Consoliamoci: alle prime elezioni della storia d’Italia, si erano recati alle urne 418.693 cittadini, pari all’1,89% della popolazione. Le legge di allora, quella estesa dal Piemonte al resto del paese, concedeva il diritto solo agli uomini con almeno 25 anni di età, che sapessero leggere e scrivere, e pagassero un “censo” di imposte dirette non inferiore alle 40 lire. Vista l’esigua percentuale si può desumere che l’evasione fiscale fosse molto elevata anche allora. Il problema adesso però è anche l’evasione dal voto. Perché oggi, con il suffragio universale, tutti gli italiani possono esercitare il proprio diritto, ma, in maniera sempre maggiore decidono di non farlo.
Premesso che il tema rimane sotto i riflettori giusto un paio di giorni a ridosso delle urne, poi torna nell’ombra, va detto che le percentuali raggiunte alle Regionali in Lombardia sono inquietanti. Siamo al 41,63% quasi nove punti al di sotto della metà degli aventi diritto. Chi ha deciso di recarsi ai seggi ha premiato, con una larga maggioranza, il governo uscente. Si può dire che quella del leghista Attilio Fontana è stata una riconferma con poco entusiasmo. Cinque anni fa, quando i seggi erano rimasti aperti solo la domenica c’era stato oltre il 30% degli elettori in più. Dov’è finita tutta questa gente? E si parla, su un corpo elettorale di 7,8 milioni di quasi due milioni e mezzo di persone. Perché non vuole più scegliere i propri rappresentanti? Se si guardano le tendenze degli ultimi anni si può azzardare una risposta approssimativa. Con ogni probabilità di tratta di coloro che, a ogni elezione dopo la fine della Prima Repubblica, sono andati a cercare la novità. L’ultimo partito a giovarsi di questo trend (e in parte ha continuato a farlo anche questa volta) è stato Fratelli d’Italia del premier Meloni che ha vinto anche nelle regionali in Lazio e Lombardia. Prima era toccato nell’ordine a Forza Italia, Pd di Renzi, Movimento Cinque Stelle e Lega di Salvini. A ogni consultazione però la pattuglia dei “proviamo anche questo” è andata ad assottigliarsi perché la disillusione è cresciuta e il demiurgo, alla prova del governo, non si è dimostrato tale. Da qui l’incremento del fronte astensionista. Per carità non è una tragedia.

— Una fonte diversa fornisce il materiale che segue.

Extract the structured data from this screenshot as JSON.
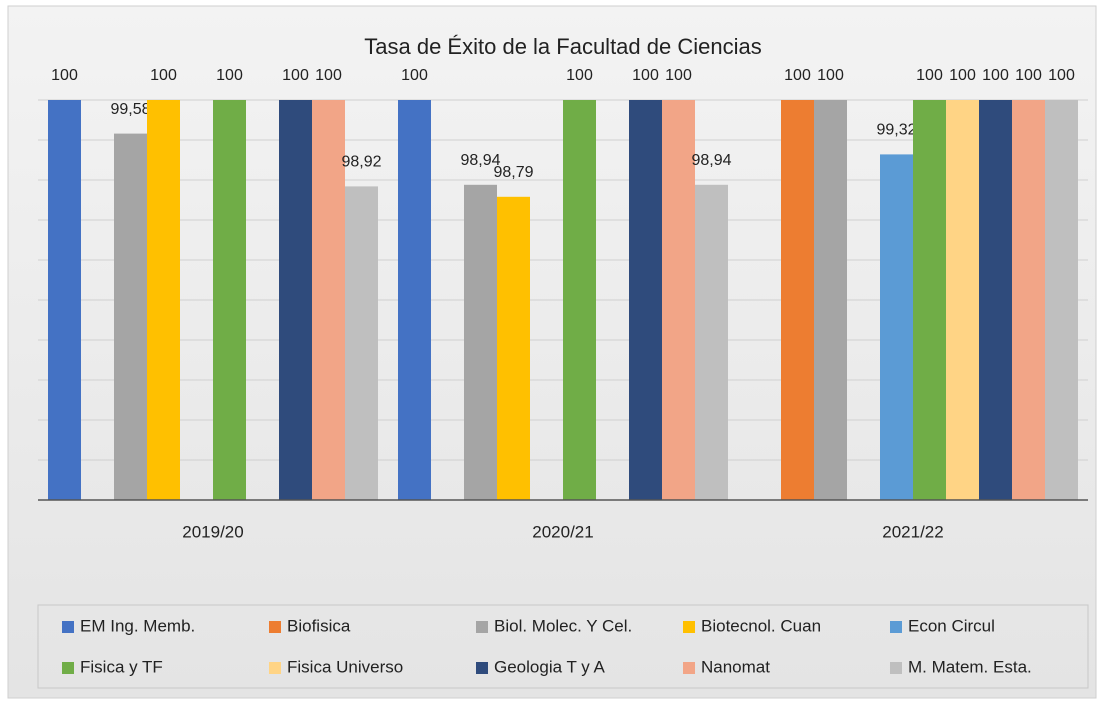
{
  "chart_data": {
    "type": "bar",
    "title": "Tasa de Éxito de la Facultad de Ciencias",
    "categories": [
      "2019/20",
      "2020/21",
      "2021/22"
    ],
    "ylim": [
      95,
      100
    ],
    "yticks": [
      95,
      95.5,
      96,
      96.5,
      97,
      97.5,
      98,
      98.5,
      99,
      99.5,
      100
    ],
    "grid": true,
    "legend": "bottom",
    "series": [
      {
        "name": "EM Ing. Memb.",
        "color": "#4472c4",
        "values": [
          100,
          100,
          null
        ],
        "value_labels": [
          "100",
          "100",
          null
        ]
      },
      {
        "name": "Biofisica",
        "color": "#ed7d31",
        "values": [
          null,
          null,
          100
        ],
        "value_labels": [
          null,
          null,
          "100"
        ]
      },
      {
        "name": "Biol. Molec. Y Cel.",
        "color": "#a5a5a5",
        "values": [
          99.58,
          98.94,
          100
        ],
        "value_labels": [
          "99,58",
          "98,94",
          "100"
        ]
      },
      {
        "name": "Biotecnol. Cuan",
        "color": "#ffc000",
        "values": [
          100,
          98.79,
          null
        ],
        "value_labels": [
          "100",
          "98,79",
          null
        ]
      },
      {
        "name": "Econ Circul",
        "color": "#5b9bd5",
        "values": [
          null,
          null,
          99.32
        ],
        "value_labels": [
          null,
          null,
          "99,32"
        ]
      },
      {
        "name": "Fisica y TF",
        "color": "#70ad47",
        "values": [
          100,
          100,
          100
        ],
        "value_labels": [
          "100",
          "100",
          "100"
        ]
      },
      {
        "name": "Fisica Universo",
        "color": "#ffd485",
        "values": [
          null,
          null,
          100
        ],
        "value_labels": [
          null,
          null,
          "100"
        ]
      },
      {
        "name": "Geologia T y A",
        "color": "#2f4b7c",
        "values": [
          100,
          100,
          100
        ],
        "value_labels": [
          "100",
          "100",
          "100"
        ]
      },
      {
        "name": "Nanomat",
        "color": "#f2a587",
        "values": [
          100,
          100,
          100
        ],
        "value_labels": [
          "100",
          "100",
          "100"
        ]
      },
      {
        "name": "M. Matem. Esta.",
        "color": "#bfbfbf",
        "values": [
          98.92,
          98.94,
          100
        ],
        "value_labels": [
          "98,92",
          "98,94",
          "100"
        ]
      }
    ]
  }
}
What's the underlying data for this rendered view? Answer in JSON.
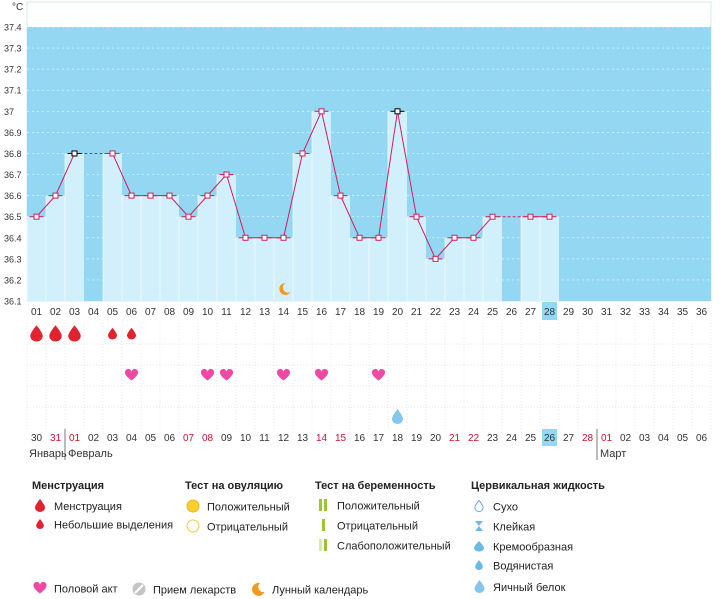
{
  "chart_data": {
    "type": "line",
    "unit_label": "°C",
    "ylim": [
      36.1,
      37.4
    ],
    "y_ticks": [
      "36.1",
      "36.2",
      "36.3",
      "36.4",
      "36.5",
      "36.6",
      "36.7",
      "36.8",
      "36.9",
      "37",
      "37.1",
      "37.2",
      "37.3",
      "37.4"
    ],
    "x": [
      "01",
      "02",
      "03",
      "04",
      "05",
      "06",
      "07",
      "08",
      "09",
      "10",
      "11",
      "12",
      "13",
      "14",
      "15",
      "16",
      "17",
      "18",
      "19",
      "20",
      "21",
      "22",
      "23",
      "24",
      "25",
      "26",
      "27",
      "28",
      "29",
      "30",
      "31",
      "32",
      "33",
      "34",
      "35",
      "36"
    ],
    "values": [
      36.5,
      36.6,
      36.8,
      null,
      36.8,
      36.6,
      36.6,
      36.6,
      36.5,
      36.6,
      36.7,
      36.4,
      36.4,
      36.4,
      36.8,
      37.0,
      36.6,
      36.4,
      36.4,
      37.0,
      36.5,
      36.3,
      36.4,
      36.4,
      36.5,
      null,
      36.5,
      36.5,
      null,
      null,
      null,
      null,
      null,
      null,
      null,
      null
    ],
    "highlight_day": "28",
    "menstruation_days": [
      1,
      2,
      3,
      5,
      6
    ],
    "menstruation_heavy": [
      1,
      2,
      3
    ],
    "intercourse_days": [
      6,
      10,
      11,
      14,
      16,
      19
    ],
    "moon_day": 14,
    "fluid_day": 20,
    "dates": [
      "30",
      "31",
      "01",
      "02",
      "03",
      "04",
      "05",
      "06",
      "07",
      "08",
      "09",
      "10",
      "11",
      "12",
      "13",
      "14",
      "15",
      "16",
      "17",
      "18",
      "19",
      "20",
      "21",
      "22",
      "23",
      "24",
      "25",
      "26",
      "27",
      "28",
      "01",
      "02",
      "03",
      "04",
      "05",
      "06"
    ],
    "date_red": [
      1,
      2,
      8,
      9,
      15,
      16,
      22,
      23,
      29,
      30
    ],
    "months": [
      {
        "label": "Январь"
      },
      {
        "label": "Февраль"
      },
      {
        "label": "Март"
      }
    ]
  },
  "colors": {
    "sky": "#93d7f3",
    "bar": "#d2effc",
    "bar_edge": "#ffffff",
    "line": "#d11e5c",
    "marker": "#d11e5c",
    "highlight": "#93d7f3",
    "red_text": "#cc1133",
    "heart": "#ee4aa5",
    "drop": "#e0242f"
  },
  "legend": {
    "menstruation": {
      "title": "Менструация",
      "items": [
        "Менструация",
        "Небольшие выделения"
      ]
    },
    "ovulation_test": {
      "title": "Тест на овуляцию",
      "items": [
        "Положительный",
        "Отрицательный"
      ]
    },
    "pregnancy_test": {
      "title": "Тест на беременность",
      "items": [
        "Положительный",
        "Отрицательный",
        "Слабоположительный"
      ]
    },
    "cervical_fluid": {
      "title": "Цервикальная жидкость",
      "items": [
        "Сухо",
        "Клейкая",
        "Кремообразная",
        "Водянистая",
        "Яичный белок"
      ]
    },
    "other": {
      "intercourse": "Половой акт",
      "medication": "Прием лекарств",
      "lunar": "Лунный календарь"
    }
  }
}
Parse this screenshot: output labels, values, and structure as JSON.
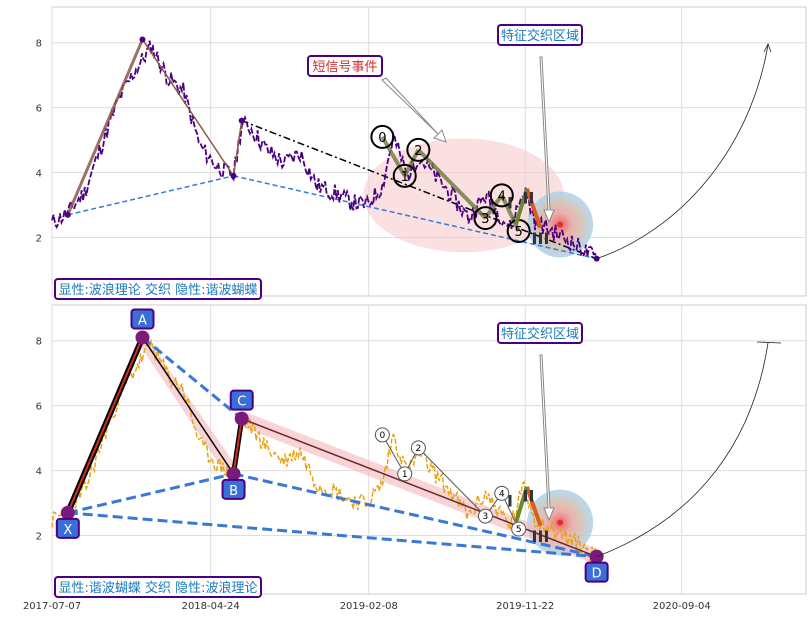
{
  "colors": {
    "price_top": "#4b0082",
    "price_bottom": "#e8a317",
    "support": "#3a78d8",
    "trend": "#000000",
    "ellipse": "#f5c6c8",
    "label_text": "#1a7bbf",
    "label_border": "#4b0082",
    "event_text": "#d12f2f",
    "point_fill": "#3a6fd8",
    "grid": "#dddddd"
  },
  "panels": {
    "top": {
      "feature_label": "特征交织区域",
      "event_label": "短信号事件",
      "legend": "显性:波浪理论 交织 隐性:谐波蝴蝶"
    },
    "bottom": {
      "feature_label": "特征交织区域",
      "legend": "显性:谐波蝴蝶 交织 隐性:波浪理论"
    }
  },
  "chart_data": [
    {
      "type": "line",
      "panel": "top",
      "xlim": [
        "2017-07-07",
        "2021-04-20"
      ],
      "ylim": [
        0.2,
        9.1
      ],
      "x_ticks": [
        "2017-07-07",
        "2018-04-24",
        "2019-02-08",
        "2019-11-22",
        "2020-09-04"
      ],
      "y_ticks": [
        2,
        4,
        6,
        8
      ],
      "grid": true,
      "price": [
        [
          "2017-07-07",
          2.45
        ],
        [
          "2017-08-05",
          2.75
        ],
        [
          "2017-09-05",
          3.4
        ],
        [
          "2017-10-05",
          4.8
        ],
        [
          "2017-11-05",
          6.2
        ],
        [
          "2017-12-05",
          7.1
        ],
        [
          "2018-01-05",
          7.9
        ],
        [
          "2018-02-05",
          6.9
        ],
        [
          "2018-03-05",
          6.5
        ],
        [
          "2018-04-05",
          4.8
        ],
        [
          "2018-05-05",
          4.2
        ],
        [
          "2018-06-05",
          3.9
        ],
        [
          "2018-06-20",
          5.5
        ],
        [
          "2018-07-05",
          5.4
        ],
        [
          "2018-08-05",
          4.7
        ],
        [
          "2018-09-05",
          4.3
        ],
        [
          "2018-10-05",
          4.6
        ],
        [
          "2018-11-05",
          3.6
        ],
        [
          "2018-12-05",
          3.4
        ],
        [
          "2019-01-05",
          3.1
        ],
        [
          "2019-02-05",
          3.0
        ],
        [
          "2019-03-05",
          3.6
        ],
        [
          "2019-03-25",
          5.1
        ],
        [
          "2019-04-20",
          3.9
        ],
        [
          "2019-05-10",
          4.5
        ],
        [
          "2019-06-05",
          4.0
        ],
        [
          "2019-07-05",
          3.4
        ],
        [
          "2019-08-10",
          2.6
        ],
        [
          "2019-09-10",
          3.3
        ],
        [
          "2019-10-25",
          2.3
        ],
        [
          "2019-11-20",
          3.5
        ],
        [
          "2019-12-10",
          2.5
        ],
        [
          "2020-01-10",
          2.2
        ],
        [
          "2020-02-01",
          2.0
        ],
        [
          "2020-03-01",
          1.7
        ],
        [
          "2020-04-01",
          1.35
        ]
      ],
      "wave_points": [
        {
          "label": "0",
          "x": "2019-03-05",
          "y": 5.1
        },
        {
          "label": "1",
          "x": "2019-04-15",
          "y": 3.9
        },
        {
          "label": "2",
          "x": "2019-05-10",
          "y": 4.7
        },
        {
          "label": "3",
          "x": "2019-09-10",
          "y": 2.6
        },
        {
          "label": "4",
          "x": "2019-10-10",
          "y": 3.3
        },
        {
          "label": "5",
          "x": "2019-11-10",
          "y": 2.2
        }
      ],
      "roman_labels": [
        {
          "label": "I",
          "x": "2019-10-25",
          "y": 2.9
        },
        {
          "label": "II",
          "x": "2019-11-28",
          "y": 3.05
        },
        {
          "label": "III",
          "x": "2019-12-20",
          "y": 1.8
        }
      ],
      "swing_points": [
        {
          "x": "2017-08-05",
          "y": 2.7
        },
        {
          "x": "2017-12-20",
          "y": 8.1
        },
        {
          "x": "2018-06-05",
          "y": 3.9
        },
        {
          "x": "2018-06-20",
          "y": 5.6
        },
        {
          "x": "2020-04-01",
          "y": 1.35
        }
      ]
    },
    {
      "type": "line",
      "panel": "bottom",
      "xlim": [
        "2017-07-07",
        "2021-04-20"
      ],
      "ylim": [
        0.2,
        9.1
      ],
      "x_ticks": [
        "2017-07-07",
        "2018-04-24",
        "2019-02-08",
        "2019-11-22",
        "2020-09-04"
      ],
      "y_ticks": [
        2,
        4,
        6,
        8
      ],
      "grid": true,
      "harmonic_points": [
        {
          "label": "X",
          "x": "2017-08-05",
          "y": 2.7
        },
        {
          "label": "A",
          "x": "2017-12-20",
          "y": 8.1
        },
        {
          "label": "B",
          "x": "2018-06-05",
          "y": 3.9
        },
        {
          "label": "C",
          "x": "2018-06-20",
          "y": 5.6
        },
        {
          "label": "D",
          "x": "2020-04-01",
          "y": 1.35
        }
      ],
      "wave_points": [
        {
          "label": "0",
          "x": "2019-03-05",
          "y": 5.1
        },
        {
          "label": "1",
          "x": "2019-04-15",
          "y": 3.9
        },
        {
          "label": "2",
          "x": "2019-05-10",
          "y": 4.7
        },
        {
          "label": "3",
          "x": "2019-09-10",
          "y": 2.6
        },
        {
          "label": "4",
          "x": "2019-10-10",
          "y": 3.3
        },
        {
          "label": "5",
          "x": "2019-11-10",
          "y": 2.2
        }
      ],
      "roman_labels": [
        {
          "label": "I",
          "x": "2019-10-25",
          "y": 2.9
        },
        {
          "label": "II",
          "x": "2019-11-28",
          "y": 3.05
        },
        {
          "label": "III",
          "x": "2019-12-20",
          "y": 1.8
        }
      ]
    }
  ]
}
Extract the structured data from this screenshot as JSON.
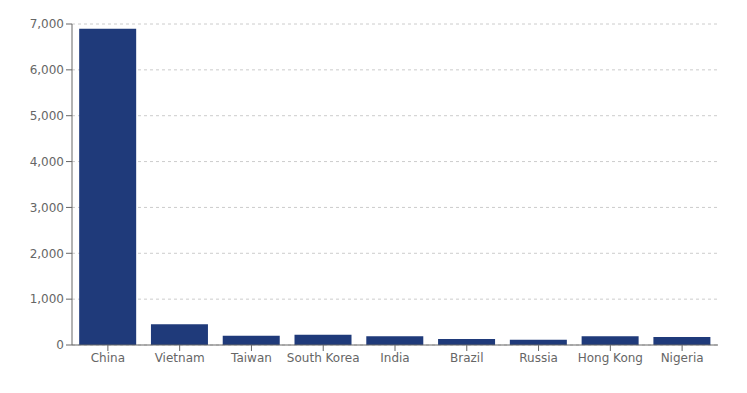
{
  "chart_data": {
    "type": "bar",
    "categories": [
      "China",
      "Vietnam",
      "Taiwan",
      "South Korea",
      "India",
      "Brazil",
      "Russia",
      "Hong Kong",
      "Nigeria"
    ],
    "values": [
      6895,
      450,
      200,
      225,
      190,
      130,
      115,
      190,
      175
    ],
    "color": "#1F3A7A",
    "ylim": [
      0,
      7000
    ],
    "yticks": [
      0,
      {
        "value": 1000,
        "label": "1,000"
      },
      {
        "value": 2000,
        "label": "2,000"
      },
      {
        "value": 3000,
        "label": "3,000"
      },
      {
        "value": 4000,
        "label": "4,000"
      },
      {
        "value": 5000,
        "label": "5,000"
      },
      {
        "value": 6000,
        "label": "6,000"
      },
      {
        "value": 7000,
        "label": "7,000"
      }
    ],
    "grid": true
  }
}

Da tempo, in una democrazia evoluta come quella degli Stati Uniti, la scarsa risposta all’appello delle urne, è una regola. Nell’Italia era sempre andata diversamente, anche perché quella del voto, dopo vent’anni di dittatura, era stata una conquista sofferta e non indolore. Alla fine però il tempo ha cancellato i ricordi.
Ma forse sarebbe il momento per il ceto politico, di smetterla di ignorare il fenomeno. Sul dato della partecipazione di domenica e ieri, dovrebbero riflettere prima di tutti i vincitori. Perché Giorgia Meloni, al di là del fuoco amico che non cesserà dopo questo risultato, anzi, dovrà anche guardarsi dalla disaffezione di coloro, che grazie alla sua coerente e tenace opposizione agli ultimi governi del paese, l’hanno inquadrata come novità, portatrice di cambiamenti che, per ora, ma è presto, non si sono visti. Questa sorta di ottimismo per il nuovo, però, sta andando a scemare. La lettura del voto della Lombardia, peraltro non privo di qualche sorpresa dice che non c’è stato, appunto, grande entusiasmo per gli uscenti, ma non esistevano alternative poiché neppure la somma dei consensi ottenuti da Pierfrancesco Majorino e Letizia Moratti, uguaglia il risultato del centrodestra di Attilio Fontana che è andato al di sopra delle aspettative. E questo può consolare il Pd della scelta fatta .Ma alla fine, nessun candidato, ha scaldato più di tanto i cuori dei lombardi.
La debacle maggiore è certo quella del Terzo Polo, dove forse è mancato anche il calore da parte della componente renziana nei confronti dell’ex presidente della Rai. Certo, questo risultato ridimensiona di molto ambizioni e proclami. Nel centrodestra poi, la Lega migliora la performance delle politiche (ma il voto regionale è più nelle corde del Carroccio) e anzi, con la somma dei voti ottenuti dalla lista civica di Fontana, smentisce i pronostici e si avvicina a Fdi che registra una leggera flessione, mentre Forza Italia è stabile. Dall’altra parte il Pd guadagna qualche punto e vista la situazione ectoplasmatica del partito e l’effetto Panzeri è già qualcosa.